To add yet another page to the Login System, if we allow users to log in we should provide a way to log out. Failing to do so may mean a user's session persists after closing the browser. If the user was on a shared computer, at a library or Internet Cafe, this would potentially allow another person to open a browser and access the site using the persisted user session. To that end, a logout page is provided which destroys all session variables and cookies in use thus positively logging the user out.
Last but not least, a user may wish to change their password or pass phrase. In fact this should be encouraged as a security best practice. As such we provide a change password page. The user must be logged in before the password or pass phrase can be changed and must be able to supply the current password in order to assign a new one.
This may explain why when a user asks for a login page there is usually more that is necessary. I showed how to create a login page quite simply in the first article about the Login System. It is very nearly "Plug and Play." I'm certain some users will need some assistance setting up their initial database or their settings in loginGlobals, but implementing the pages of the Login System are not difficult.
By making both the code and the design considerations public, I know the Login System will become more robust and secure. Before you say it, I'm well aware that several web development platforms or languages have a fine authentication module. That's nice. Did they supply the registration pages, the recover password pages, the change password page? If not, then there is not a complete authentication and authorization system.

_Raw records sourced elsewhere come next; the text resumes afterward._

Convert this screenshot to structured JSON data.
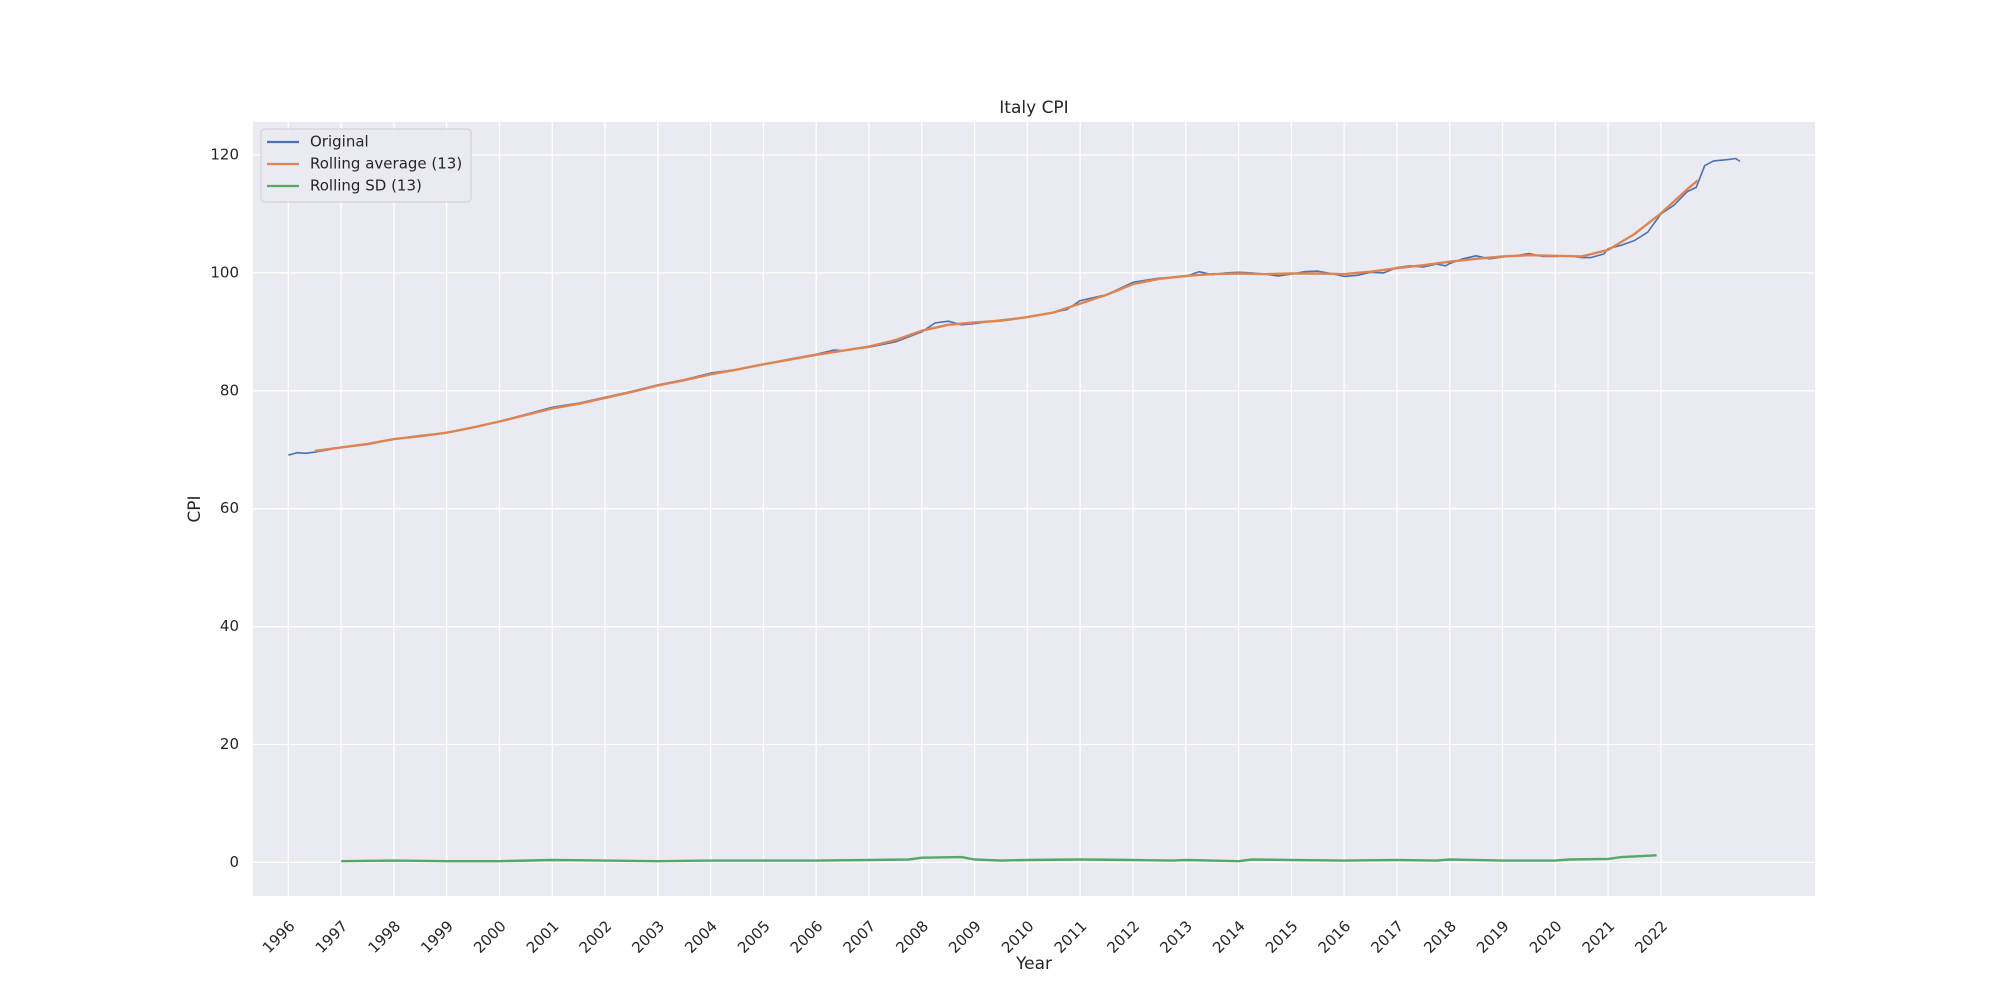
{
  "chart_data": {
    "type": "line",
    "title": "Italy CPI",
    "xlabel": "Year",
    "ylabel": "CPI",
    "xlim": [
      1995.33,
      2024.92
    ],
    "ylim": [
      -5.7,
      125.6
    ],
    "x_ticks": [
      "1996",
      "1997",
      "1998",
      "1999",
      "2000",
      "2001",
      "2002",
      "2003",
      "2004",
      "2005",
      "2006",
      "2007",
      "2008",
      "2009",
      "2010",
      "2011",
      "2012",
      "2013",
      "2014",
      "2015",
      "2016",
      "2017",
      "2018",
      "2019",
      "2020",
      "2021",
      "2022"
    ],
    "y_ticks": [
      0,
      20,
      40,
      60,
      80,
      100,
      120
    ],
    "grid": true,
    "legend_position": "top-left",
    "colors": {
      "original": "#4c72b0",
      "rolling_average": "#dd8452",
      "rolling_sd": "#55a868",
      "plot_bg": "#eaeaf2",
      "grid": "#ffffff"
    },
    "series": [
      {
        "name": "Original",
        "points": [
          [
            1996.0,
            69.1
          ],
          [
            1996.17,
            69.5
          ],
          [
            1996.33,
            69.4
          ],
          [
            1996.5,
            69.6
          ],
          [
            1996.75,
            70.0
          ],
          [
            1997.0,
            70.4
          ],
          [
            1997.5,
            70.9
          ],
          [
            1998.0,
            71.8
          ],
          [
            1998.5,
            72.4
          ],
          [
            1999.0,
            72.9
          ],
          [
            1999.5,
            73.8
          ],
          [
            2000.0,
            74.8
          ],
          [
            2000.5,
            76.0
          ],
          [
            2001.0,
            77.2
          ],
          [
            2001.5,
            77.9
          ],
          [
            2002.0,
            78.9
          ],
          [
            2002.5,
            79.9
          ],
          [
            2003.0,
            81.0
          ],
          [
            2003.5,
            81.9
          ],
          [
            2004.0,
            83.0
          ],
          [
            2004.5,
            83.6
          ],
          [
            2005.0,
            84.5
          ],
          [
            2005.5,
            85.4
          ],
          [
            2006.0,
            86.2
          ],
          [
            2006.33,
            86.9
          ],
          [
            2006.5,
            86.8
          ],
          [
            2007.0,
            87.4
          ],
          [
            2007.5,
            88.3
          ],
          [
            2008.0,
            90.0
          ],
          [
            2008.25,
            91.5
          ],
          [
            2008.5,
            91.8
          ],
          [
            2008.75,
            91.2
          ],
          [
            2009.0,
            91.4
          ],
          [
            2009.5,
            92.0
          ],
          [
            2010.0,
            92.5
          ],
          [
            2010.5,
            93.3
          ],
          [
            2010.75,
            93.8
          ],
          [
            2011.0,
            95.3
          ],
          [
            2011.5,
            96.3
          ],
          [
            2012.0,
            98.4
          ],
          [
            2012.5,
            99.1
          ],
          [
            2013.0,
            99.4
          ],
          [
            2013.25,
            100.2
          ],
          [
            2013.5,
            99.7
          ],
          [
            2013.75,
            100.0
          ],
          [
            2014.0,
            100.1
          ],
          [
            2014.25,
            100.0
          ],
          [
            2014.5,
            99.8
          ],
          [
            2014.75,
            99.5
          ],
          [
            2015.0,
            99.8
          ],
          [
            2015.25,
            100.2
          ],
          [
            2015.5,
            100.3
          ],
          [
            2015.75,
            99.9
          ],
          [
            2016.0,
            99.4
          ],
          [
            2016.25,
            99.6
          ],
          [
            2016.5,
            100.1
          ],
          [
            2016.75,
            100.0
          ],
          [
            2017.0,
            100.9
          ],
          [
            2017.25,
            101.2
          ],
          [
            2017.5,
            101.0
          ],
          [
            2017.75,
            101.5
          ],
          [
            2017.92,
            101.2
          ],
          [
            2018.0,
            101.6
          ],
          [
            2018.25,
            102.4
          ],
          [
            2018.5,
            102.9
          ],
          [
            2018.75,
            102.4
          ],
          [
            2019.0,
            102.7
          ],
          [
            2019.25,
            102.9
          ],
          [
            2019.5,
            103.3
          ],
          [
            2019.75,
            102.8
          ],
          [
            2020.0,
            102.8
          ],
          [
            2020.25,
            102.9
          ],
          [
            2020.5,
            102.6
          ],
          [
            2020.67,
            102.6
          ],
          [
            2020.92,
            103.2
          ],
          [
            2021.0,
            104.1
          ],
          [
            2021.25,
            104.7
          ],
          [
            2021.5,
            105.5
          ],
          [
            2021.75,
            106.9
          ],
          [
            2022.0,
            110.0
          ],
          [
            2022.25,
            111.5
          ],
          [
            2022.5,
            113.8
          ],
          [
            2022.67,
            114.5
          ],
          [
            2022.83,
            118.2
          ],
          [
            2023.0,
            119.0
          ],
          [
            2023.25,
            119.2
          ],
          [
            2023.42,
            119.4
          ],
          [
            2023.5,
            118.9
          ]
        ]
      },
      {
        "name": "Rolling average (13)",
        "points": [
          [
            1996.5,
            69.8
          ],
          [
            1997.0,
            70.4
          ],
          [
            1997.5,
            71.0
          ],
          [
            1998.0,
            71.8
          ],
          [
            1998.5,
            72.3
          ],
          [
            1999.0,
            72.9
          ],
          [
            1999.5,
            73.8
          ],
          [
            2000.0,
            74.8
          ],
          [
            2000.5,
            75.9
          ],
          [
            2001.0,
            77.0
          ],
          [
            2001.5,
            77.8
          ],
          [
            2002.0,
            78.8
          ],
          [
            2002.5,
            79.8
          ],
          [
            2003.0,
            80.9
          ],
          [
            2003.5,
            81.8
          ],
          [
            2004.0,
            82.8
          ],
          [
            2004.5,
            83.6
          ],
          [
            2005.0,
            84.5
          ],
          [
            2005.5,
            85.3
          ],
          [
            2006.0,
            86.1
          ],
          [
            2006.5,
            86.8
          ],
          [
            2007.0,
            87.5
          ],
          [
            2007.5,
            88.6
          ],
          [
            2008.0,
            90.2
          ],
          [
            2008.5,
            91.2
          ],
          [
            2009.0,
            91.6
          ],
          [
            2009.5,
            91.9
          ],
          [
            2010.0,
            92.5
          ],
          [
            2010.5,
            93.3
          ],
          [
            2011.0,
            94.8
          ],
          [
            2011.5,
            96.3
          ],
          [
            2012.0,
            98.1
          ],
          [
            2012.5,
            99.0
          ],
          [
            2013.0,
            99.5
          ],
          [
            2013.5,
            99.8
          ],
          [
            2014.0,
            99.9
          ],
          [
            2014.5,
            99.8
          ],
          [
            2015.0,
            99.9
          ],
          [
            2015.5,
            99.9
          ],
          [
            2016.0,
            99.8
          ],
          [
            2016.5,
            100.2
          ],
          [
            2017.0,
            100.8
          ],
          [
            2017.5,
            101.3
          ],
          [
            2018.0,
            101.9
          ],
          [
            2018.5,
            102.4
          ],
          [
            2019.0,
            102.8
          ],
          [
            2019.5,
            103.0
          ],
          [
            2020.0,
            102.9
          ],
          [
            2020.5,
            102.8
          ],
          [
            2021.0,
            103.9
          ],
          [
            2021.5,
            106.6
          ],
          [
            2022.0,
            110.1
          ],
          [
            2022.5,
            114.2
          ],
          [
            2022.7,
            115.7
          ]
        ]
      },
      {
        "name": "Rolling SD (13)",
        "points": [
          [
            1997.0,
            0.2
          ],
          [
            1998.0,
            0.3
          ],
          [
            1999.0,
            0.2
          ],
          [
            2000.0,
            0.2
          ],
          [
            2001.0,
            0.4
          ],
          [
            2002.0,
            0.3
          ],
          [
            2003.0,
            0.2
          ],
          [
            2004.0,
            0.3
          ],
          [
            2005.0,
            0.3
          ],
          [
            2006.0,
            0.3
          ],
          [
            2007.0,
            0.4
          ],
          [
            2007.75,
            0.5
          ],
          [
            2008.0,
            0.8
          ],
          [
            2008.75,
            0.9
          ],
          [
            2009.0,
            0.5
          ],
          [
            2009.5,
            0.3
          ],
          [
            2010.0,
            0.4
          ],
          [
            2011.0,
            0.5
          ],
          [
            2012.0,
            0.4
          ],
          [
            2012.75,
            0.3
          ],
          [
            2013.0,
            0.4
          ],
          [
            2014.0,
            0.2
          ],
          [
            2014.25,
            0.5
          ],
          [
            2015.0,
            0.4
          ],
          [
            2016.0,
            0.3
          ],
          [
            2017.0,
            0.4
          ],
          [
            2017.75,
            0.3
          ],
          [
            2018.0,
            0.5
          ],
          [
            2019.0,
            0.3
          ],
          [
            2020.0,
            0.3
          ],
          [
            2020.25,
            0.5
          ],
          [
            2021.0,
            0.6
          ],
          [
            2021.25,
            0.9
          ],
          [
            2021.92,
            1.2
          ]
        ]
      }
    ]
  }
}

With the talent at Experts-Exchange I hope to see others pick up the gauntlet and assist in translations to other languages, help improve the code base, or port the system to other web development languages.
Use the authentication module from your favorite framework, but use the design guidelines presented here to provide the rest of the Login System in a manner that is simple to implement and maintain.
For those implementing the Login System, you will find a link at the Google Code project
to a forum where FAQs will be posted and various aspects of the system can be discussed. Outside of FAQs, the forum is not intended for support. That's what Experts-Exchange provides.